UConn Careers

JOB SUMMARY

Under the general direction of the Chief Information Security Officer, the Information Security Policy, Compliance and Risk Analyst is responsible for the development and operation of UConn’s Information Security Governance, Risk and Compliance activities. The analyst develops policy recommendations, standards, risk assessments and technical solutions. This role will assess, develop and maintain a set of defined control standards designed to improve UConn’s information security posture through periodic assessments against the established standards and industry best practices. 
 
The Information Security Policy, Compliance and Risk Analyst is responsible for investigating a diverse range of policy, compliance and technical issues across multiple platforms, working with a wide range of clients whose technical skills range from minimal to extensive. The analyst works among a team of skilled information security and information technology professionals to assess and address problems within a complex network and cloud environment.  
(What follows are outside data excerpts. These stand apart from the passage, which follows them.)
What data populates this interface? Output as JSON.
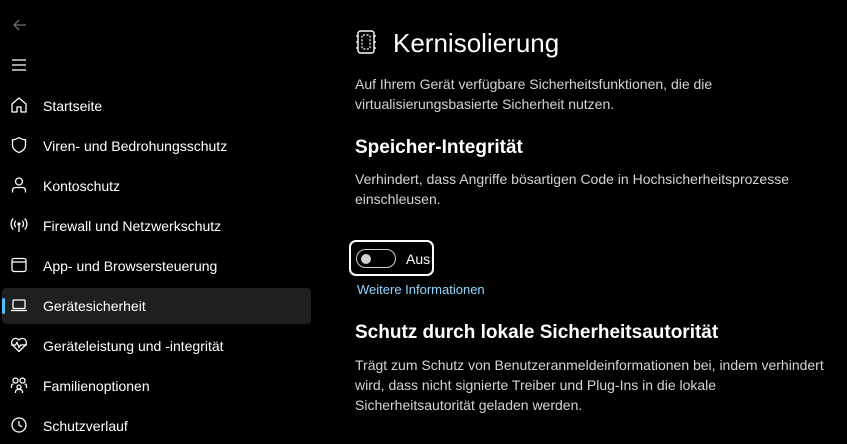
{
  "sidebar": {
    "items": [
      {
        "label": "Startseite",
        "icon": "home-icon"
      },
      {
        "label": "Viren- und Bedrohungsschutz",
        "icon": "shield-icon"
      },
      {
        "label": "Kontoschutz",
        "icon": "person-icon"
      },
      {
        "label": "Firewall und Netzwerkschutz",
        "icon": "wifi-antenna-icon"
      },
      {
        "label": "App- und Browsersteuerung",
        "icon": "browser-window-icon"
      },
      {
        "label": "Gerätesicherheit",
        "icon": "laptop-icon",
        "active": true
      },
      {
        "label": "Geräteleistung und -integrität",
        "icon": "heart-pulse-icon"
      },
      {
        "label": "Familienoptionen",
        "icon": "family-icon"
      },
      {
        "label": "Schutzverlauf",
        "icon": "clock-icon"
      }
    ]
  },
  "main": {
    "title": "Kernisolierung",
    "title_icon": "core-isolation-icon",
    "description": "Auf Ihrem Gerät verfügbare Sicherheitsfunktionen, die die virtualisierungsbasierte Sicherheit nutzen.",
    "memory_integrity": {
      "title": "Speicher-Integrität",
      "description": "Verhindert, dass Angriffe bösartigen Code in Hochsicherheitsprozesse einschleusen.",
      "toggle_state": "Aus",
      "link": "Weitere Informationen"
    },
    "lsa": {
      "title": "Schutz durch lokale Sicherheitsautorität",
      "description": "Trägt zum Schutz von Benutzeranmeldeinformationen bei, indem verhindert wird, dass nicht signierte Treiber und Plug-Ins in die lokale Sicherheitsautorität geladen werden."
    }
  },
  "colors": {
    "background": "#000000",
    "active_item": "#1f1f1f",
    "accent": "#4cc2ff",
    "link": "#8fd7ff"
  }
}
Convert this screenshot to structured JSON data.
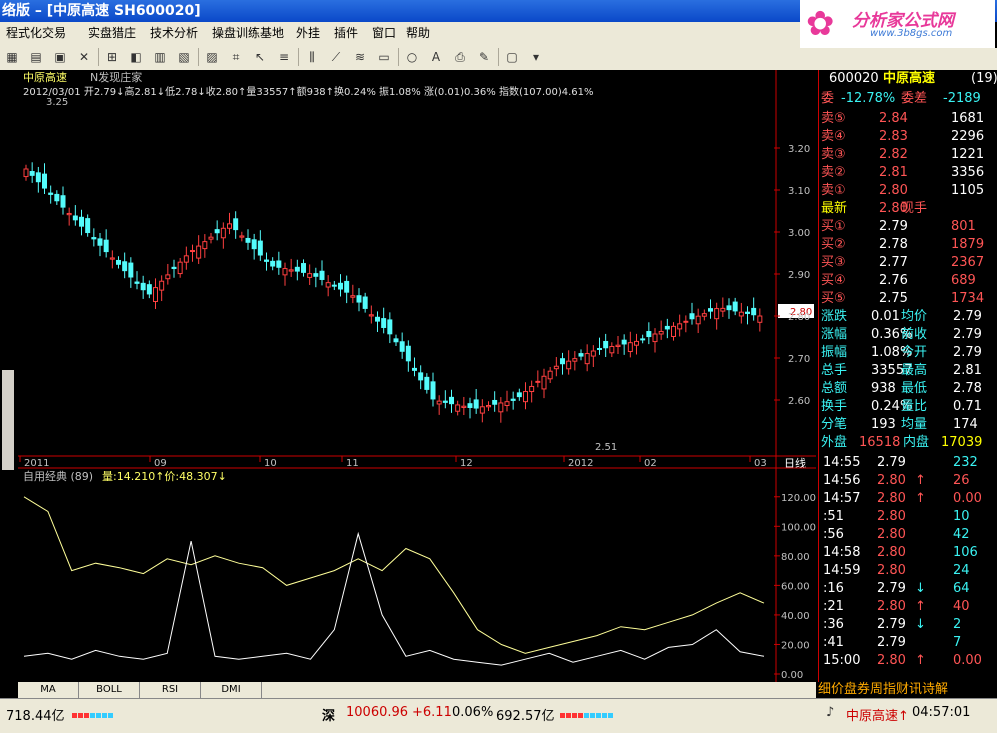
{
  "window": {
    "title": "络版 – [中原高速 SH600020]"
  },
  "logo": {
    "brand": "分析家公式网",
    "url": "www.3b8gs.com"
  },
  "menu": [
    "程式化交易",
    "实盘猎庄",
    "技术分析",
    "操盘训练基地",
    "外挂",
    "插件",
    "窗口",
    "帮助"
  ],
  "chart": {
    "stock_name": "中原高速",
    "indicator_name": "N发现庄家",
    "info_line": "2012/03/01 开2.79↓高2.81↓低2.78↓收2.80↑量33557↑额938↑换0.24% 振1.08% 涨(0.01)0.36% 指数(107.00)4.61%",
    "high_marker": "3.25",
    "low_marker": "2.51",
    "price_badge": "2.80",
    "price_ticks": [
      "3.20",
      "3.10",
      "3.00",
      "2.90",
      "2.80",
      "2.70",
      "2.60"
    ],
    "date_labels": [
      "2011",
      "09",
      "10",
      "11",
      "12",
      "2012",
      "02",
      "03"
    ],
    "period_label": "日线",
    "sub_title": "自用经典 (89)",
    "sub_values": "量:14.210↑价:48.307↓",
    "sub_ticks": [
      "120.00",
      "100.00",
      "80.00",
      "60.00",
      "40.00",
      "20.00",
      "0.00"
    ]
  },
  "chart_data": [
    {
      "type": "candlestick",
      "title": "中原高速",
      "ylim": [
        2.5,
        3.3
      ],
      "x": [
        "2011-07",
        "2011-09",
        "2011-10",
        "2011-11",
        "2011-12",
        "2012-01",
        "2012-02",
        "2012-03"
      ],
      "close": [
        3.15,
        3.05,
        2.95,
        2.85,
        2.95,
        3.02,
        2.92,
        2.9,
        2.85,
        2.75,
        2.6,
        2.58,
        2.6,
        2.68,
        2.72,
        2.74,
        2.78,
        2.82,
        2.8
      ],
      "annotations": {
        "high": 3.25,
        "low": 2.51,
        "last": 2.8
      }
    },
    {
      "type": "line",
      "title": "自用经典 (89)",
      "ylim": [
        0,
        130
      ],
      "series": [
        {
          "name": "量",
          "values": [
            120,
            110,
            70,
            75,
            72,
            68,
            78,
            74,
            80,
            75,
            72,
            60,
            65,
            70,
            78,
            70,
            85,
            78,
            55,
            30,
            20,
            14,
            18,
            22,
            26,
            32,
            30,
            35,
            40,
            48,
            55,
            48
          ]
        },
        {
          "name": "价",
          "values": [
            12,
            14,
            10,
            16,
            12,
            10,
            14,
            90,
            12,
            10,
            12,
            14,
            10,
            30,
            95,
            40,
            12,
            16,
            10,
            8,
            6,
            10,
            14,
            8,
            12,
            16,
            10,
            18,
            20,
            30,
            15,
            12
          ]
        }
      ]
    }
  ],
  "quote": {
    "code": "600020",
    "name": "中原高速",
    "badge": "(19)",
    "wei_bi_label": "委",
    "wei_bi": "-12.78%",
    "wei_cha_label": "委差",
    "wei_cha": "-2189",
    "sells": [
      {
        "l": "卖⑤",
        "p": "2.84",
        "v": "1681"
      },
      {
        "l": "卖④",
        "p": "2.83",
        "v": "2296"
      },
      {
        "l": "卖③",
        "p": "2.82",
        "v": "1221"
      },
      {
        "l": "卖②",
        "p": "2.81",
        "v": "3356"
      },
      {
        "l": "卖①",
        "p": "2.80",
        "v": "1105"
      }
    ],
    "last_label": "最新",
    "last": "2.80",
    "now_label": "现手",
    "buys": [
      {
        "l": "买①",
        "p": "2.79",
        "v": "801"
      },
      {
        "l": "买②",
        "p": "2.78",
        "v": "1879"
      },
      {
        "l": "买③",
        "p": "2.77",
        "v": "2367"
      },
      {
        "l": "买④",
        "p": "2.76",
        "v": "689"
      },
      {
        "l": "买⑤",
        "p": "2.75",
        "v": "1734"
      }
    ],
    "stats": [
      {
        "a": "涨跌",
        "b": "0.01",
        "c": "均价",
        "d": "2.79"
      },
      {
        "a": "涨幅",
        "b": "0.36%",
        "c": "前收",
        "d": "2.79"
      },
      {
        "a": "振幅",
        "b": "1.08%",
        "c": "今开",
        "d": "2.79"
      },
      {
        "a": "总手",
        "b": "33557",
        "c": "最高",
        "d": "2.81"
      },
      {
        "a": "总额",
        "b": "938",
        "c": "最低",
        "d": "2.78"
      },
      {
        "a": "换手",
        "b": "0.24%",
        "c": "量比",
        "d": "0.71"
      },
      {
        "a": "分笔",
        "b": "193",
        "c": "均量",
        "d": "174"
      }
    ],
    "outer_label": "外盘",
    "outer": "16518",
    "inner_label": "内盘",
    "inner": "17039",
    "ticks": [
      {
        "t": "14:55",
        "p": "2.79",
        "a": "",
        "v": "232"
      },
      {
        "t": "14:56",
        "p": "2.80",
        "a": "↑",
        "v": "26"
      },
      {
        "t": "14:57",
        "p": "2.80",
        "a": "↑",
        "v": "0.00"
      },
      {
        "t": ":51",
        "p": "2.80",
        "a": "",
        "v": "10"
      },
      {
        "t": ":56",
        "p": "2.80",
        "a": "",
        "v": "42"
      },
      {
        "t": "14:58",
        "p": "2.80",
        "a": "",
        "v": "106"
      },
      {
        "t": "14:59",
        "p": "2.80",
        "a": "",
        "v": "24"
      },
      {
        "t": ":16",
        "p": "2.79",
        "a": "↓",
        "v": "64"
      },
      {
        "t": ":21",
        "p": "2.80",
        "a": "↑",
        "v": "40"
      },
      {
        "t": ":36",
        "p": "2.79",
        "a": "↓",
        "v": "2"
      },
      {
        "t": ":41",
        "p": "2.79",
        "a": "",
        "v": "7"
      },
      {
        "t": "15:00",
        "p": "2.80",
        "a": "↑",
        "v": "0.00"
      }
    ]
  },
  "tabs": [
    "MA",
    "BOLL",
    "RSI",
    "DMI"
  ],
  "marquee": "细价盘券周指财讯诗解",
  "status": {
    "left_amount": "718.44亿",
    "shen_label": "深",
    "shen_index": "10060.96",
    "shen_change": "+6.11",
    "shen_pct": "0.06%",
    "shen_amount": "692.57亿",
    "ticker": "中原高速↑",
    "time": "04:57:01"
  }
}
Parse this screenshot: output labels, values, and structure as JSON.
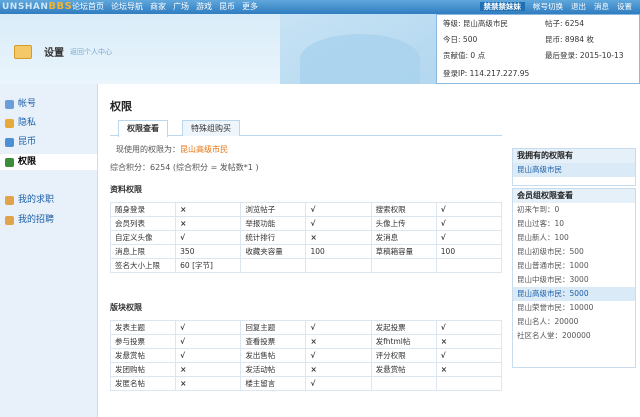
{
  "topbar": {
    "logo_prefix": "UNSHAN",
    "logo_bbs": "BBS",
    "nav": [
      "论坛首页",
      "论坛导航",
      "商家",
      "广场",
      "游戏",
      "昆币",
      "更多"
    ],
    "username": "禁禁禁妹妹",
    "links": [
      "帐号切换",
      "退出",
      "消息",
      "设置"
    ]
  },
  "banner": {
    "title": "设置",
    "subtitle": "返回个人中心"
  },
  "popup": {
    "level_label": "等级:",
    "level_value": "昆山高级市民",
    "posts_label": "帖子:",
    "posts_value": "6254",
    "today_label": "今日:",
    "today_value": "500",
    "coins_label": "昆币:",
    "coins_value": "8984 枚",
    "contrib_label": "贡献值:",
    "contrib_value": "0 点",
    "lastlogin_label": "最后登录:",
    "lastlogin_value": "2015-10-13",
    "ip_label": "登录IP:",
    "ip_value": "114.217.227.95"
  },
  "sidebar": {
    "items": [
      {
        "label": "帐号",
        "icon": "account-icon",
        "color": "#6a9ed6"
      },
      {
        "label": "隐私",
        "icon": "lock-icon",
        "color": "#e7a93a"
      },
      {
        "label": "昆币",
        "icon": "coin-icon",
        "color": "#4b8fd4"
      },
      {
        "label": "权限",
        "icon": "permission-icon",
        "color": "#3b8c3b"
      },
      {
        "label": "我的求职",
        "icon": "job-icon",
        "color": "#e0a34a"
      },
      {
        "label": "我的招聘",
        "icon": "recruit-icon",
        "color": "#e0a34a"
      }
    ]
  },
  "main": {
    "title": "权限",
    "tabs": [
      "权限查看",
      "特殊组购买"
    ],
    "current_level_prefix": "现使用的权限为：",
    "current_level": "昆山高级市民",
    "points_text": "综合积分：6254    (综合积分 = 发帖数*1 )",
    "section1_title": "资料权限",
    "section2_title": "版块权限",
    "table1": [
      [
        "随身登录",
        "no",
        "浏览帖子",
        "yes",
        "搜索权限",
        "yes"
      ],
      [
        "会员列表",
        "no",
        "举报功能",
        "yes",
        "头像上传",
        "yes"
      ],
      [
        "自定义头像",
        "yes",
        "统计排行",
        "no",
        "发消息",
        "yes"
      ],
      [
        "消息上限",
        "350",
        "收藏夹容量",
        "100",
        "草稿箱容量",
        "100"
      ],
      [
        "签名大小上限",
        "60 [字节]",
        "",
        "",
        "",
        ""
      ]
    ],
    "table2": [
      [
        "发表主题",
        "yes",
        "回复主题",
        "yes",
        "发起投票",
        "yes"
      ],
      [
        "参与投票",
        "yes",
        "查看投票",
        "no",
        "发fhtml帖",
        "no"
      ],
      [
        "发悬赏帖",
        "yes",
        "发出售帖",
        "yes",
        "评分权限",
        "yes"
      ],
      [
        "发团购帖",
        "no",
        "发活动帖",
        "no",
        "发悬赏帖",
        "no"
      ],
      [
        "发匿名帖",
        "no",
        "楼主留言",
        "yes",
        "",
        ""
      ]
    ]
  },
  "right": {
    "my_perms_title": "我拥有的权限有",
    "my_perms_item": "昆山高级市民",
    "group_title": "会员组权限查看",
    "groups": [
      "初来乍到：0",
      "昆山过客：10",
      "昆山新人：100",
      "昆山初级市民：500",
      "昆山普通市民：1000",
      "昆山中级市民：3000",
      "昆山高级市民：5000",
      "昆山荣誉市民：10000",
      "昆山名人：20000",
      "社区名人堂：200000"
    ],
    "highlight_index": 6
  }
}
The Information Security Analyst may specialize in a number of areas related to the continuous improvement of policy, compliance, monitoring, detection, and mitigation capabilities as part of the Information Security Office’s mission. Individual analyst will bring or develop expertise in one or more expertise areas including, but not limited to Policy, Compliance, Vulnerability Management, Application Security, Firewalls, VPN, and IDS/IPS, Security Architecture and other related Information Security disciplines.  The Analyst plans, organizes and establishes priorities related to an assignment; works independently with minimal outside support; and handles sensitive information in a confidential manner. 

DUTIES AND RESPONSIBILITIES

Information Security Analyst 2

• Build, deliver, and manage an effective risk management program based on industry standard risk management strategies and frameworks and participate in the development and maintenance of relevant IT policy.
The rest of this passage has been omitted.